Data assim de 1565 o estabelecimento dos jesuítas em Macau. Rui Manuel Loureiro, em As Origens de Macau nas Fontes Ibéricas, refere que em 1565 “os responsáveis da Companhia de Jesus despachavam o padre André Fernandes para aquelas partes, para, juntamente com o padre Manuel Teixeira e o irmão André Pinto, dar assistência religiosa aos mercadores portugueses que sempre são muitos.

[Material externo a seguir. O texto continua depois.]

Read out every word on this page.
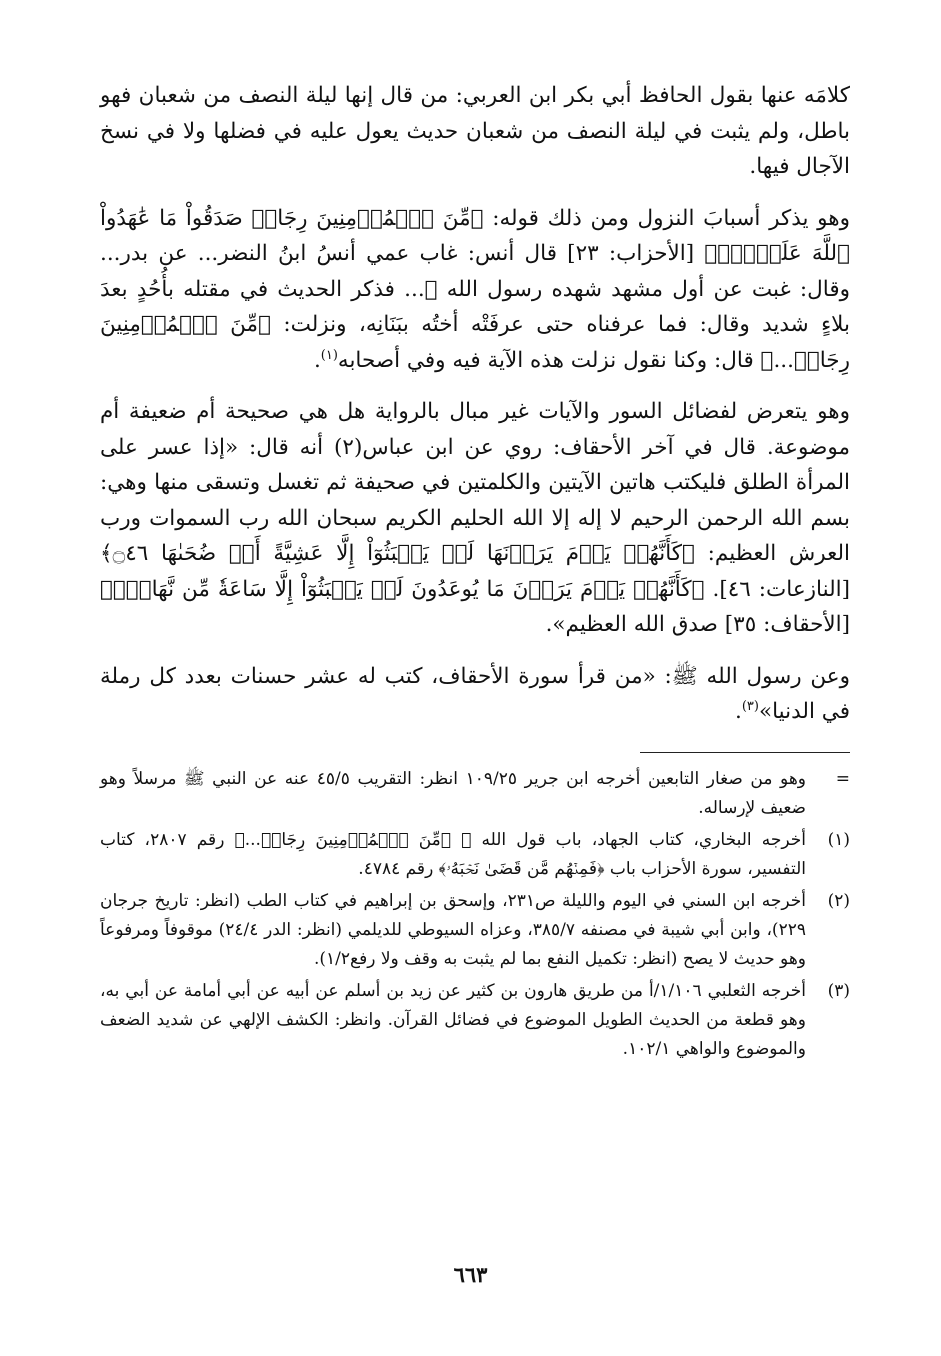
كلامَه عنها بقول الحافظ أبي بكر ابن العربي: من قال إنها ليلة النصف من شعبان فهو باطل، ولم يثبت في ليلة النصف من شعبان حديث يعول عليه في فضلها ولا في نسخ الآجال فيها.

وهو يذكر أسبابَ النزول ومن ذلك قوله: ﴿مِّنَ ٱلۡمُؤۡمِنِينَ رِجَالٞ صَدَقُواْ مَا عَٰهَدُواْ ٱللَّهَ عَلَيۡهِۖ﴾ [الأحزاب: ٢٣] قال أنس: غاب عمي أنسُ ابنُ النضر... عن بدر... وقال: غبت عن أول مشهد شهده رسول الله ﷺ... فذكر الحديث في مقتله بأُحُدٍ بعدَ بلاءٍ شديد وقال: فما عرفناه حتى عرفَتْه أختُه ببَنَانِه، ونزلت: ﴿مِّنَ ٱلۡمُؤۡمِنِينَ رِجَالٞ...﴾ قال: وكنا نقول نزلت هذه الآية فيه وفي أصحابه$^{(١)}$.

وهو يتعرض لفضائل السور والآيات غير مبال بالرواية هل هي صحيحة أم ضعيفة أم موضوعة. قال في آخر الأحقاف: روي عن ابن عباس(٢) أنه قال: «إذا عسر على المرأة الطلق فليكتب هاتين الآيتين والكلمتين في صحيفة ثم تغسل وتسقى منها وهي: بسم الله الرحمن الرحيم لا إله إلا الله الحليم الكريم سبحان الله رب السموات ورب العرش العظيم: ﴿كَأَنَّهُمۡ يَوۡمَ يَرَوۡنَهَا لَمۡ يَلۡبَثُوٓاْ إِلَّا عَشِيَّةً أَوۡ ضُحَىٰهَا ۝٤٦﴾ [النازعات: ٤٦]. ﴿كَأَنَّهُمۡ يَوۡمَ يَرَوۡنَ مَا يُوعَدُونَ لَمۡ يَلۡبَثُوٓاْ إِلَّا سَاعَةٗ مِّن نَّهَارِۭ﴾ [الأحقاف: ٣٥] صدق الله العظيم».

وعن رسول الله ﷺ: «من قرأ سورة الأحقاف، كتب له عشر حسنات بعدد كل رملة في الدنيا»$^{(٣)}$.

=
وهو من صغار التابعين أخرجه ابن جرير ١٠٩/٢٥ انظر: التقريب ٤٥/٥ عنه عن النبي ﷺ مرسلاً وهو ضعيف لإرساله.
(١)
أخرجه البخاري، كتاب الجهاد، باب قول الله ﷻ ﴿مِّنَ ٱلۡمُؤۡمِنِينَ رِجَالٞ...﴾ رقم ٢٨٠٧، كتاب التفسير، سورة الأحزاب باب ﴿فَمِنۡهُم مَّن قَضَىٰ نَحۡبَهُۥ﴾ رقم ٤٧٨٤.
(٢)
أخرجه ابن السني في اليوم والليلة ص٢٣١، وإسحق بن إبراهيم في كتاب الطب (انظر: تاريخ جرجان ٢٢٩)، وابن أبي شيبة في مصنفه ٣٨٥/٧، وعزاه السيوطي للديلمي (انظر: الدر ٢٤/٤) موقوفاً ومرفوعاً وهو حديث لا يصح (انظر: تكميل النفع بما لم يثبت به وقف ولا رفع١/٢).
(٣)
أخرجه الثعلبي ١/١٠٦/أ من طريق هارون بن كثير عن زيد بن أسلم عن أبيه عن أبي أمامة عن أبي به، وهو قطعة من الحديث الطويل الموضوع في فضائل القرآن. وانظر: الكشف الإلهي عن شديد الضعف والموضوع والواهي ١٠٢/١.
٦٦٣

Mas, durante algumas semanas, entre a partida dos navios para o Japão e a chegada da frota de Malaca, a população diminuía consideravelmente.”

A 15 de Novembro de 1565, segundo BBS, “Os Padres Perez S.J. e Juan de Escobar S.J., foram de visita a Cantão” e em Dezembro, junto à Ermida de S. António e pegada à habitação de Pero Quintero, os jesuítas edificaram a primeira residência estável da Companhia de Jesus em Macau.
Os espanhóis, que tinham chegado em 1521 às Filipinas, só em 1565 aí se estabeleceram e a ocuparam, edificando Manila em 1571.

Como todas as anteriores embaixadas portuguesas enviadas à China Ming, a de Gil de Góis também fracassou e só mais de um século depois, já no trono do Celeste Império se sentava o Imperador Kangxi da Dinastia Qing, voltaram a realizar uma nova embaixada régia.